Durchs Dröhnland
: Schlicht wie die Tirade des Penners morgens um sechs

■ Die besten und schlechtesten, die wichtigsten und überflüssigsten Konzerte der kommenden Woche

Man kann ihnen allerlei vorwerfen: ihre Kommerzialität, ihren Drang zur platten Attitüde, ihre Häßlichkeit. Trotzdem kenne ich niemanden, der die ersten beiden Stücke von „The Real Thing“ nicht mag. Oder nicht mindestens unerkannt zu ihnen in einer Dorfdiskothek tanzen würde. Faith No More verbanden zum absolut perfekten Zeitpunkt die beiden Musikstile, die auf dem Weg nach oben waren: Metal und HipHop/Funk. Meistens zwar Funk, aber der eine Metal-Rap genügte. Also, wie gesagt, man kann ihnen viel vorwerfen, aber nicht, daß sie kein sensitives Näschen hätten. Man kann beruhigt davon ausgehen – und von den überaus befriedigenden Verkaufszahlen ablesen –, daß der pomadige Schweine-Metal, den sie auf ihrem neuesten Machwerk „Angel Dust“ ausbreiten, das nächste wenn nicht große, dann doch mittelgroße Ding wird.

Heute um 20 Uhr in Huxley's Neuer Welt, Hasenheide 108-114, Kreuzberg

Von mir vor Wochen schon frenetisch angekündigt, dann die fliegenden Haare gemacht beim sehr schönen Konzert auf der Insel und schon wieder in der Stadt: Wer eine Schwäche für Kitsch hat, aber trotzdem nicht gerne auf dröhnende Gitarren verzichtet, möchte den Bone Club in seine Wochenendplanung mitaufnehmen.

Heute um 22 Uhr im K.O.B., Potsdamer Straße 157, Schöneberg

Soliden Metal mit AC/DC-Ambitionen spielen Horn E.T., wobei sie nicht verbergen, daß sie durchaus der Kommerzialität zugeneigt sind. Extrem eingängige Gröhlrefrains samt klasse Stampfgitarren – schön blöd das.

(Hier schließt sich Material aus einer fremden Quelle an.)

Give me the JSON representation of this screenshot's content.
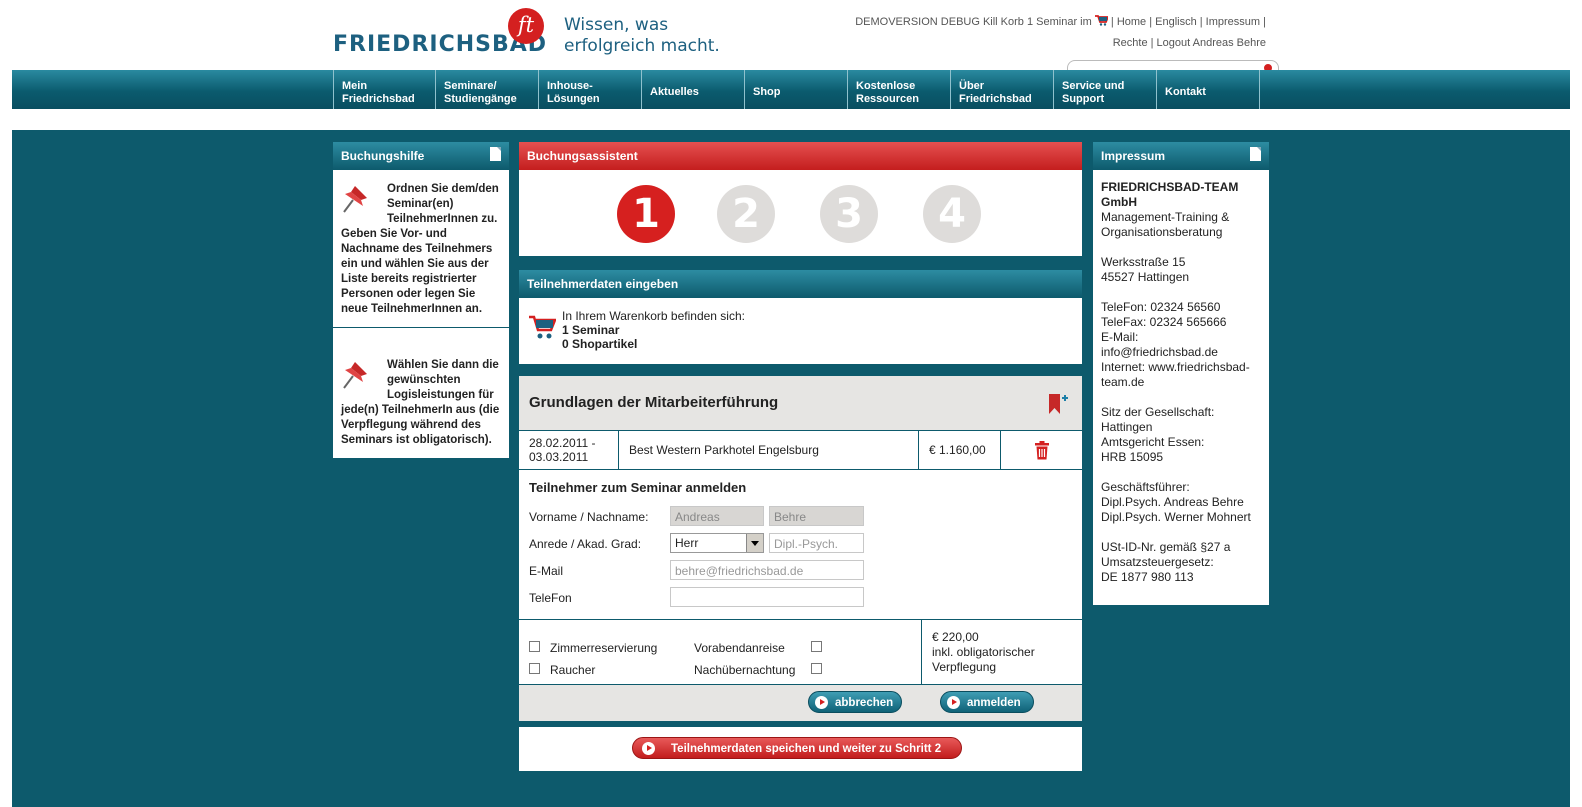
{
  "header": {
    "logo_text": "FRIEDRICHSBAD",
    "logo_mark": "ft",
    "slogan_line1": "Wissen, was",
    "slogan_line2": "erfolgreich macht.",
    "toplinks_line1_a": "DEMOVERSION DEBUG Kill Korb 1 Seminar im",
    "toplinks_line1_b": "| Home | Englisch | Impressum |",
    "toplinks_line2": "Rechte | Logout Andreas Behre",
    "cart_icon": "cart-icon"
  },
  "nav": {
    "items": [
      {
        "label": "Mein Friedrichsbad"
      },
      {
        "label": "Seminare/ Studiengänge"
      },
      {
        "label": "Inhouse-Lösungen"
      },
      {
        "label": "Aktuelles"
      },
      {
        "label": "Shop"
      },
      {
        "label": "Kostenlose Ressourcen"
      },
      {
        "label": "Über Friedrichsbad"
      },
      {
        "label": "Service und Support"
      },
      {
        "label": "Kontakt"
      }
    ]
  },
  "left": {
    "title": "Buchungshilfe",
    "help1": "Ordnen Sie dem/den Seminar(en) TeilnehmerInnen zu. Geben Sie Vor- und Nachname des Teilnehmers ein und wählen Sie aus der Liste bereits registrierter Personen oder legen Sie neue TeilnehmerInnen an.",
    "help2": "Wählen Sie dann die gewünschten Logisleistungen für jede(n) TeilnehmerIn aus (die Verpflegung während des Seminars ist obligatorisch)."
  },
  "wizard": {
    "title": "Buchungsassistent",
    "steps": [
      "1",
      "2",
      "3",
      "4"
    ],
    "active_step": 1,
    "participant_title": "Teilnehmerdaten eingeben",
    "cart_line1": "In Ihrem Warenkorb befinden sich:",
    "cart_line2": "1 Seminar",
    "cart_line3": "0 Shopartikel"
  },
  "seminar": {
    "title": "Grundlagen der Mitarbeiterführung",
    "date": "28.02.2011 - 03.03.2011",
    "hotel": "Best Western Parkhotel Engelsburg",
    "price": "€ 1.160,00"
  },
  "form": {
    "title": "Teilnehmer zum Seminar anmelden",
    "name_label": "Vorname / Nachname:",
    "firstname": "Andreas",
    "lastname": "Behre",
    "salutation_label": "Anrede / Akad. Grad:",
    "salutation": "Herr",
    "degree_placeholder": "Dipl.-Psych.",
    "email_label": "E-Mail",
    "email": "behre@friedrichsbad.de",
    "phone_label": "TeleFon",
    "phone": ""
  },
  "options": {
    "room": "Zimmerreservierung",
    "smoker": "Raucher",
    "arrival": "Vorabendanreise",
    "night": "Nachübernachtung",
    "price_line1": "€ 220,00",
    "price_line2": "inkl. obligatorischer",
    "price_line3": "Verpflegung"
  },
  "buttons": {
    "cancel": "abbrechen",
    "register": "anmelden",
    "save": "Teilnehmerdaten speichen und weiter zu Schritt 2"
  },
  "right": {
    "title": "Impressum",
    "company": "FRIEDRICHSBAD-TEAM GmbH",
    "company_sub1": "Management-Training &",
    "company_sub2": "Organisationsberatung",
    "street": "Werksstraße 15",
    "city": "45527 Hattingen",
    "phone": "TeleFon: 02324 56560",
    "fax": "TeleFax: 02324 565666",
    "email_label": "E-Mail:",
    "email": "info@friedrichsbad.de",
    "internet1": "Internet: www.friedrichsbad-",
    "internet2": "team.de",
    "seat1": "Sitz der Gesellschaft:",
    "seat2": "Hattingen",
    "court1": "Amtsgericht Essen:",
    "court2": "HRB 15095",
    "ceo_label": "Geschäftsführer:",
    "ceo1": "Dipl.Psych. Andreas Behre",
    "ceo2": "Dipl.Psych. Werner Mohnert",
    "vat1": "USt-ID-Nr. gemäß §27 a",
    "vat2": "Umsatzsteuergesetz:",
    "vat3": "DE 1877 980 113"
  },
  "colors": {
    "brand_teal": "#0d5a6c",
    "brand_red": "#d6201f"
  }
}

Heute um 21 Uhr im Wasserturm Kreuzberg, Kopischstraße 7

Die einmaligen, großartigen, schwer funkenden, krank jazzenden, auch mal punkenden Stan Red Fox lösen sich auf. Damit die Stadt sich gebührend von dem Trio um den Trompeter Lars Rudolph, der auch schon mit Blurt gespielt hat, verabschieden kann, gibt es noch zwei Abschiedskonzerte, deren erstes dieses Wochenende, das andere bald im Tacheles stattfindet. Mit dabei sind Frog Sandwich, die sich zwar nicht auflösen, aber immerhin eine Weile in die USA gehen, um dort zur Abwechslung mal andere mit ihren schrillen Tönen zu nerven.

Am 7.11. um 22 Uhr auf der Insel, Alt-Treptow 6, Treptow

Bert Papenfuß-Gorek hat Gedichte geschrieben. Und weil er der Meinung ist, daß Gedichte „laut und mit Betonung“ gelesen werden müssen, hat er eine CD eingespielt mit dem Novemberklub, die dem Buch beigelegt ist. An sich ja eine hübsche Idee, aber das hat wohl so viel Spaß gemacht, daß man nun auch auf die Bühne geht und die Gedichte dort nochmals vorträgt und schwerblütige Musike dazu manufaktiert. Und, Sie haben es bereits vermutet, das ganze ist ein Projekt aus dem Osten, wo Unterhaltung immer noch sehr oft mit einem dicken Kunstanspruch daherkommt.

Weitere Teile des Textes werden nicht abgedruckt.